Hospitals reported treating at least seven patients from the shooting, though their conditions weren’t released. Two of the officers were airlifted to trauma centers in Chicago, Ziman said. Officials did not say the total number of people injured other than the police officers. Police said they did not know his motive.

Live TV reports showed dozens of first responder vehicles outside a building housing the Henry Pratt Co. in Aurora, a city of about 200,000 people about 40 miles (65 kilometers) west of Chicago.

Several ATF teams responded to the shooting and were at the scene, according to the agency’s Chicago spokeswoman, and the FBI said it also was responding.

John Probst, an employee at the Henry Pratt Co. in Aurora, told ABC7 that he ran out of the back door as the shooting unfolded Friday afternoon. Probst says he recognized the gunman and that he works for the company.
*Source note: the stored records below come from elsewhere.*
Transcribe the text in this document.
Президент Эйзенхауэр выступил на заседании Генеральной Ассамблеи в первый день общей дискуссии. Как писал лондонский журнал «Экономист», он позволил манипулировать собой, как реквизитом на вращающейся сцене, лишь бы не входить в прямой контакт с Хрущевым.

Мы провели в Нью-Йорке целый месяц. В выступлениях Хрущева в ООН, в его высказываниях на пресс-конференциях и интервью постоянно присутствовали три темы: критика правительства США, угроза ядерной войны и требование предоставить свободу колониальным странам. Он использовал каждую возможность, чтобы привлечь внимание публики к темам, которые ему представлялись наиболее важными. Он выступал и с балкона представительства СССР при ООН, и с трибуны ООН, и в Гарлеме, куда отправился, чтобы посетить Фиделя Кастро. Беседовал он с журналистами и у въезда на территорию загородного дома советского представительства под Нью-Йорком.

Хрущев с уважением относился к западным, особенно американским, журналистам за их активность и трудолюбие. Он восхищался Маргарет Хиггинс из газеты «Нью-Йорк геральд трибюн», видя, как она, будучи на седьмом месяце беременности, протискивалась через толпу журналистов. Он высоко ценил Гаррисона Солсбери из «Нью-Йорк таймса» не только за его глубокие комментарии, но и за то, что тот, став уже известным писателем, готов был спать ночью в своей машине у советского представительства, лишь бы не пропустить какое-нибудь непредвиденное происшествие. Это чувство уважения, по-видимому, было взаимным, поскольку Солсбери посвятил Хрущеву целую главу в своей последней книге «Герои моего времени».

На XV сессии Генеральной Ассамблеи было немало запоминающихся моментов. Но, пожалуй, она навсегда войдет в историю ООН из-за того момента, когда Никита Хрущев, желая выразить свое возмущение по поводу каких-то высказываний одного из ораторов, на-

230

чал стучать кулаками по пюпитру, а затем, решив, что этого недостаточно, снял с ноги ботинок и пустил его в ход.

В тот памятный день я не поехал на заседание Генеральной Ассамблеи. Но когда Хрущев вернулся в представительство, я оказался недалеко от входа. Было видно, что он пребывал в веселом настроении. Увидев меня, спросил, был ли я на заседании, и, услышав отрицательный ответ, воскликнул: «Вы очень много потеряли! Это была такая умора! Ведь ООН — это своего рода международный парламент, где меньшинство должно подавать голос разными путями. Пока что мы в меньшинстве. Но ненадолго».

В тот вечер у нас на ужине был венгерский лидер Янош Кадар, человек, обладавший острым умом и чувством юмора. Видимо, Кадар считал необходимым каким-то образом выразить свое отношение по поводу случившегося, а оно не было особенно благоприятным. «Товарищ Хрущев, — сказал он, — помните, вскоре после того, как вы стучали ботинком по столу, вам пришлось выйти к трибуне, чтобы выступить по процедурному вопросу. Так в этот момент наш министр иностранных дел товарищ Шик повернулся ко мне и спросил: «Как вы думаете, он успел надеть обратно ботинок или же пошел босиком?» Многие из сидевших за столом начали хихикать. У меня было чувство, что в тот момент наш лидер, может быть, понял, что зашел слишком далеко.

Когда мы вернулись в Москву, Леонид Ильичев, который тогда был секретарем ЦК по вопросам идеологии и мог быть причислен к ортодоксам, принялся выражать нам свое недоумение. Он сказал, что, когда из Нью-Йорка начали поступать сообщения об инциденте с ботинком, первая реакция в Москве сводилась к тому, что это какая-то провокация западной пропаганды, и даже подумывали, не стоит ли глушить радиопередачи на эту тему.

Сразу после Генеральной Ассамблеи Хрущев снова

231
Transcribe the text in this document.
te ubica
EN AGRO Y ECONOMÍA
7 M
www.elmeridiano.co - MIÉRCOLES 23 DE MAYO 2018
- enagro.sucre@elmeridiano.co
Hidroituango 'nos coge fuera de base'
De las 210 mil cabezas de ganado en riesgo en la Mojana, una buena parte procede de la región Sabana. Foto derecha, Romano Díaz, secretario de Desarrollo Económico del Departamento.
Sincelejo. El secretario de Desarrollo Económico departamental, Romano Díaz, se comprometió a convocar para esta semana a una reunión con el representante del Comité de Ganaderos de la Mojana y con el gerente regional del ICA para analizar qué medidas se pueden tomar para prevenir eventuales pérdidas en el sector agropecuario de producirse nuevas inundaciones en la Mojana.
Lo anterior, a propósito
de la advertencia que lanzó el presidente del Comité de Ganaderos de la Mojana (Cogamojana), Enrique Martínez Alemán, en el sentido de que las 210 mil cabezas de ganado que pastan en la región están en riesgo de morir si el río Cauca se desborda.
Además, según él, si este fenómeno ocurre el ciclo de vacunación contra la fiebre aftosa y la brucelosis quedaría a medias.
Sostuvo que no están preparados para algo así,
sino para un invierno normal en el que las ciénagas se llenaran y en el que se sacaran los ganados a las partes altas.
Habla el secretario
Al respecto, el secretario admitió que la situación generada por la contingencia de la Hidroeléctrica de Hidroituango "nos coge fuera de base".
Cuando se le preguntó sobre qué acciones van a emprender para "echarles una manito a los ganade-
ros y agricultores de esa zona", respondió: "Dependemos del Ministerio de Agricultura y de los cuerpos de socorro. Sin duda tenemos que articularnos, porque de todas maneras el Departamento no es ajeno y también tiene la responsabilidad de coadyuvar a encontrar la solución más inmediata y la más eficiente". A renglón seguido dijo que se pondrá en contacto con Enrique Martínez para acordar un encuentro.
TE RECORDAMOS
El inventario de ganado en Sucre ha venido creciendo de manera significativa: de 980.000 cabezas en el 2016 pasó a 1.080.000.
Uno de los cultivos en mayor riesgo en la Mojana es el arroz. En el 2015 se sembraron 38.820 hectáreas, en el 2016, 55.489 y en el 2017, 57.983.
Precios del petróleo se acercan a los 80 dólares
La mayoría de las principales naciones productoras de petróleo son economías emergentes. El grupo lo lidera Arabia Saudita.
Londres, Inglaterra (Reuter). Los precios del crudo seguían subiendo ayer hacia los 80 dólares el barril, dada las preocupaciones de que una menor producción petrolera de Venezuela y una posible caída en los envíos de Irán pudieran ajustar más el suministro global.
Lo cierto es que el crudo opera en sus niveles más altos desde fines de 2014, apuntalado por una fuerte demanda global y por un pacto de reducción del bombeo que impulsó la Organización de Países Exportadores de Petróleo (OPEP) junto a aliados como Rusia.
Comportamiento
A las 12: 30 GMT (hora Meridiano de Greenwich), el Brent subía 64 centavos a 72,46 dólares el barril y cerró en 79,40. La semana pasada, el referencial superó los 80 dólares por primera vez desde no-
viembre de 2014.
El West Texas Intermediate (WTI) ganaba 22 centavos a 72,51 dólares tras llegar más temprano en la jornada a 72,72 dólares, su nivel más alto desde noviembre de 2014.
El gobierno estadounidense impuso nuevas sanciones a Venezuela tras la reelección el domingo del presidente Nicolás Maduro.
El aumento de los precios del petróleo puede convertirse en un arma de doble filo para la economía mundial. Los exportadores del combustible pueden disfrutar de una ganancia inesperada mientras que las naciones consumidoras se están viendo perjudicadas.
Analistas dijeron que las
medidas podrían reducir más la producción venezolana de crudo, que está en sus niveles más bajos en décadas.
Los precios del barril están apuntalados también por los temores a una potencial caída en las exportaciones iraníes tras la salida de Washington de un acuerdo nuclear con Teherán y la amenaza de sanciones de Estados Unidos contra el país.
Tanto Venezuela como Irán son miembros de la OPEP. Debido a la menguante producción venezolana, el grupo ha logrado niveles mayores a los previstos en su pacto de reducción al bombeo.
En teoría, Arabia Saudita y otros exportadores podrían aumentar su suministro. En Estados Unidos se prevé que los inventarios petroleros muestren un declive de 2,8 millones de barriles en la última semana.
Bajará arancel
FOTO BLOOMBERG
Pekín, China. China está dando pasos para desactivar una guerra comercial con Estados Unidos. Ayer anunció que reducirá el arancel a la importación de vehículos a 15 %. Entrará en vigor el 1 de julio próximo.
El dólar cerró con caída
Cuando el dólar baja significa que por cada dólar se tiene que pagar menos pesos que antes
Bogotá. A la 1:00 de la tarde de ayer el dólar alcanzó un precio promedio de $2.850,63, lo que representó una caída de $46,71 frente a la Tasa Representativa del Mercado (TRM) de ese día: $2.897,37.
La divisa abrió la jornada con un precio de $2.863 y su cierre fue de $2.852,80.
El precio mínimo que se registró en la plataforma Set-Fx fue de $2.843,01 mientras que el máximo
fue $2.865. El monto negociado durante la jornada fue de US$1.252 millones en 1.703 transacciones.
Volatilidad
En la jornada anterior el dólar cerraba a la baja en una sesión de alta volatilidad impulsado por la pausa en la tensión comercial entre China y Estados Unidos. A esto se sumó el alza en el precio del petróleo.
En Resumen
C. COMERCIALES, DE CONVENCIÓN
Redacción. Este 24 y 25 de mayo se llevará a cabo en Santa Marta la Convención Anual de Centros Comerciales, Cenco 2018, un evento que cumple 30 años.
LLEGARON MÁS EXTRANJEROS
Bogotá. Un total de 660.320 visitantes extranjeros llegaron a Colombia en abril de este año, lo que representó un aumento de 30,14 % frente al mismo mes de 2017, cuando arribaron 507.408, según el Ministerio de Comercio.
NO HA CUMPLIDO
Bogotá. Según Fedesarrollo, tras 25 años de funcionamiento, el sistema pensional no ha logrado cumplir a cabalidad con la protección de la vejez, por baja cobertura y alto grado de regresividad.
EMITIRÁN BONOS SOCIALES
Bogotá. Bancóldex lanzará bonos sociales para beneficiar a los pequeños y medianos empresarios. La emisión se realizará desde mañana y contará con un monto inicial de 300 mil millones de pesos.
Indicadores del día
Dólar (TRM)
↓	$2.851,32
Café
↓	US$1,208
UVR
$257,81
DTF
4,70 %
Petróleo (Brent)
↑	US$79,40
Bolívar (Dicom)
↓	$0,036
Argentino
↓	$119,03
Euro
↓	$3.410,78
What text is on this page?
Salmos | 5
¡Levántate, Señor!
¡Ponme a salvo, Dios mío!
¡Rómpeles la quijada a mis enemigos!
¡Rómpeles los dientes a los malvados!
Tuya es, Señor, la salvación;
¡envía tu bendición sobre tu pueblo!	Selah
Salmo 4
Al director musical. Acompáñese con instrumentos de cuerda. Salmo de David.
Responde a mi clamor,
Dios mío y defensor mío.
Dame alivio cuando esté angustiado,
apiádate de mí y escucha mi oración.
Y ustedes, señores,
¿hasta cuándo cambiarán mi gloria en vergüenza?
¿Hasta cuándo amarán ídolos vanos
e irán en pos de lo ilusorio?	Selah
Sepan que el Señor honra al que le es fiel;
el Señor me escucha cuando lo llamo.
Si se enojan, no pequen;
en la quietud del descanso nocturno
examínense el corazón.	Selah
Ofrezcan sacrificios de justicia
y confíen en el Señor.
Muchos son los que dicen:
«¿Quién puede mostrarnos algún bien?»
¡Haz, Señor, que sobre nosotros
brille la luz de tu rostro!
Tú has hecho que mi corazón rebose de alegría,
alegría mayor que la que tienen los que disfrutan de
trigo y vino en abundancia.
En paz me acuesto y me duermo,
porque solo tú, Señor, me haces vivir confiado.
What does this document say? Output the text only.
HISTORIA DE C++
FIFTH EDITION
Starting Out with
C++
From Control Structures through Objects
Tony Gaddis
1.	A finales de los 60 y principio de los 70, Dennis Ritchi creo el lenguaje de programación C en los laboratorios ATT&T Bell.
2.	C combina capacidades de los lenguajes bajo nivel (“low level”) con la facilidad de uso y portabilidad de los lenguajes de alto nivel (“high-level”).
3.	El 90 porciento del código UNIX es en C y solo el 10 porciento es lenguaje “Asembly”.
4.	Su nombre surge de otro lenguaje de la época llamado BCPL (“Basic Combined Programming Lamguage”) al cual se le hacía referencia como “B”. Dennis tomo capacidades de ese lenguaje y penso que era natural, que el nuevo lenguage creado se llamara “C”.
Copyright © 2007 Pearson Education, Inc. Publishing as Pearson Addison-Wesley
“What I saw was the guy running down the aisle with a pistol with a laser on it,” Probst said.

Probst said he wasn’t hurt but that another colleague was “bleeding pretty bad.”

The company makes valves for industrial purposes.

The White House said President Donald Trump was briefed on the shooting and monitoring the situation as he prepared to depart for a weekend trip to his home in Palm Beach, Florida.

Presence Mercy Medical Center was treating two patients and a third had been transferred by helicopter to another hospital, spokesman Matt Wakely said. Advocate Good Samaritan Hospital and Advocate Lutheran General Hospital each had one patient from the shooting, spokeswoman Kate Eller said. Rush Copley Medical Center received three patients from the shooting and all are being treated for non-life threatening injuries, spokeswoman Courtney Satlak said.